Canada Research Chairs Seminar Series: "China's Quest for "Soft Power": Imperatives, Impediments, and Irreconcilable Tensions?"
Abstract
From establishing Confucius Institutes all over the world to mounting an advertising blitz in New York's Times Square, the Chinese state's multifaceted endeavour to strengthen its "soft power" has been highly visible and the subject of much recent journalistic and scholarly attention. This talk locates the Chinese state's "soft power" quest within historical and geopolitical contexts and critically examines its profoundly contradictory underpinning political economy and cultural politics. While this campaign's political and moral imperatives appear self-evident, its structural and ideological impediments seem to be insurmountable.

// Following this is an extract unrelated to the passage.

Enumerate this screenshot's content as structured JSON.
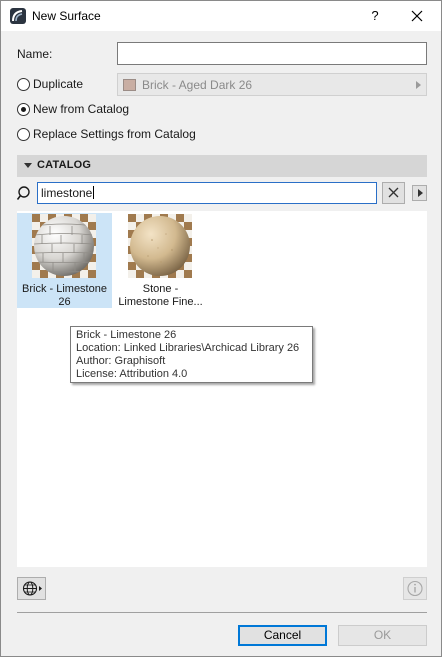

Furthermore, there are irreconcilable tensions between the drive to pursue an elitist and cultural essentialist agenda in global communication and the capacity to articulate an alternative political and social vision that has popular appeal in a deeply divided and crises-laden global order.
About the Speaker
Dr. Yuezhi Zhao received her B.A. in Journalism in China and her M.A. and Ph.D. in Communication at Simon Fraser University. She worked as an Assistant Professor in the Department of Communication at the University of California, San Diego between 1997 and 2000, and returned to SFU in 2000. Currently a Tier I Canada Research Chair and the Associate Director of the School of Communication, Dr. Zhao has a broad research interest on media, communication technologies, and democratic governance in North American, Chinese, and global contexts. Her recent books include Communication and Society: Political Economic and Cultural Analysis (in Chinese, 2011); Communication in China: Political Economy, Power, and Conflict (2008), Global Communications (co-edited, 2008), and Democratizing Global Media (co-edited, 2005).